Dai-Yeun Jeong is presently the Director of Asia Climate Change Education Center and an emeritus prof. of environmental sociology at Jeju National University in South Korea. He received BA and MA degree in sociology from Korea University (South Korea), and PhD in environmental sociology from University of Queensland (Australia). He was a prof. of sociology at Jeju National University (South Korea) from 1981 to 2012. His past major professional activities include a teaching professor at University of Sheffield in UK, the president of Asia-Pacific Sociological Association, a delegate of South Korean Government to UNFCCC, a delegate of South Korean Government to OECD environmental meeting, and a member of Presidential Commission on Sustainable Development Republic of Korea, etc.
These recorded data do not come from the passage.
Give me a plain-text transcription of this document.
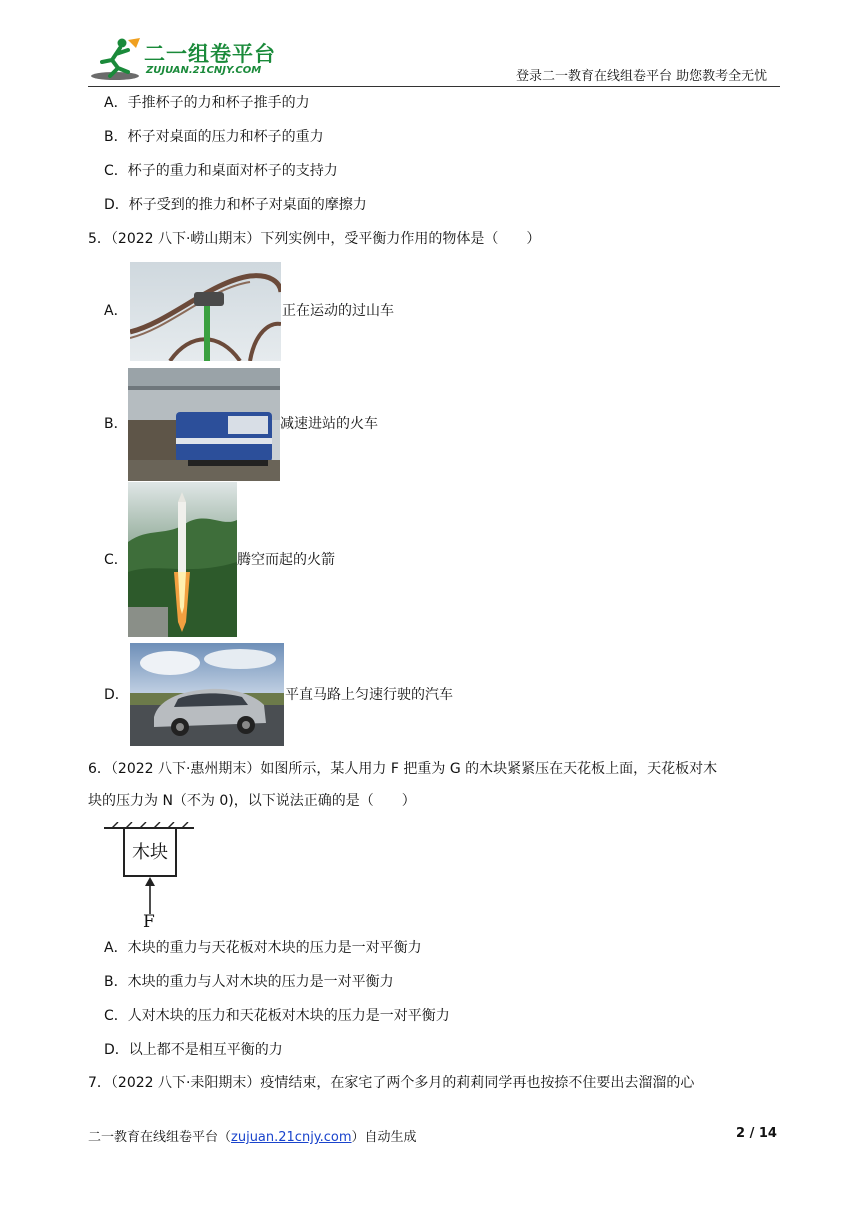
二一组卷平台
ZUJUAN.21CNJY.COM	登录二一教育在线组卷平台 助您教考全无忧
A．手推杯子的力和杯子推手的力
B．杯子对桌面的压力和杯子的重力
C．杯子的重力和桌面对杯子的支持力
D．杯子受到的推力和杯子对桌面的摩擦力
5．（2022 八下·崂山期末）下列实例中，受平衡力作用的物体是（　　）
A．	正在运动的过山车
B．	减速进站的火车
C．	腾空而起的火箭
D．	平直马路上匀速行驶的汽车
6．（2022 八下·惠州期末）如图所示，某人用力 F 把重为 G 的木块紧紧压在天花板上面，天花板对木
块的压力为 N（不为 0)，以下说法正确的是（　　）
木块
F
A．木块的重力与天花板对木块的压力是一对平衡力
B．木块的重力与人对木块的压力是一对平衡力
C．人对木块的压力和天花板对木块的压力是一对平衡力
D．以上都不是相互平衡的力
7．（2022 八下·耒阳期末）疫情结束，在家宅了两个多月的莉莉同学再也按捺不住要出去溜溜的心
二一教育在线组卷平台（zujuan.21cnjy.com）自动生成	2 / 14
He has published 60 environment-related research papers in domestic and international journals and 13 books including Environmental Sociology. He has conducted 91 unpublished environment-related research projects funded by domestic and international organizations.
Abstract
Statement of the Problem: Sustainable development is the ideology and practical strategy of the present and future socio-economic development in harmony with nature. A wide range of policies and practical activities have been launched at a global, national and regional level in order to achieve sustainable development since its concept and implication emerged in 1987 by WCED. In 2015, United Nations adopted a set of sustainable development goals to be achieved over the next 15 years as a follow-up action plan of millennium development goals. However, it is true that sustainable development is not achieved as successfully as planned. This would mean that sustainable development includes limitations in its concept and implication. Nonetheless, it is quite rare to conduct a research on the limitations inherent in sustainable development. In such a context, this paper aims at exploring the limitations inherent in sustainable development and how to overcome them.
Methodology and Theoretical Orientation: In order to achieve the objectives, this paper will first examine the emergence process of sustainable development, and followed by its concept and implication, the debates on its concept and implication in the late 1990s and early 2000s, and the concept and implications of sustainable development goal launched in in 2015. Based on the findings from the above reviews, this paper will draw the limitations inherent in the concept and implication of sustainable development and examine what and how to overcome the limitations.
Conclusion & Significance: The conclusion of this paper will focus on what the existing concept and implications of sustainable development should be supplemented. The significance of this paper lies in proposing a new direction of the coexistence between humans and nature for achieving sustainable development.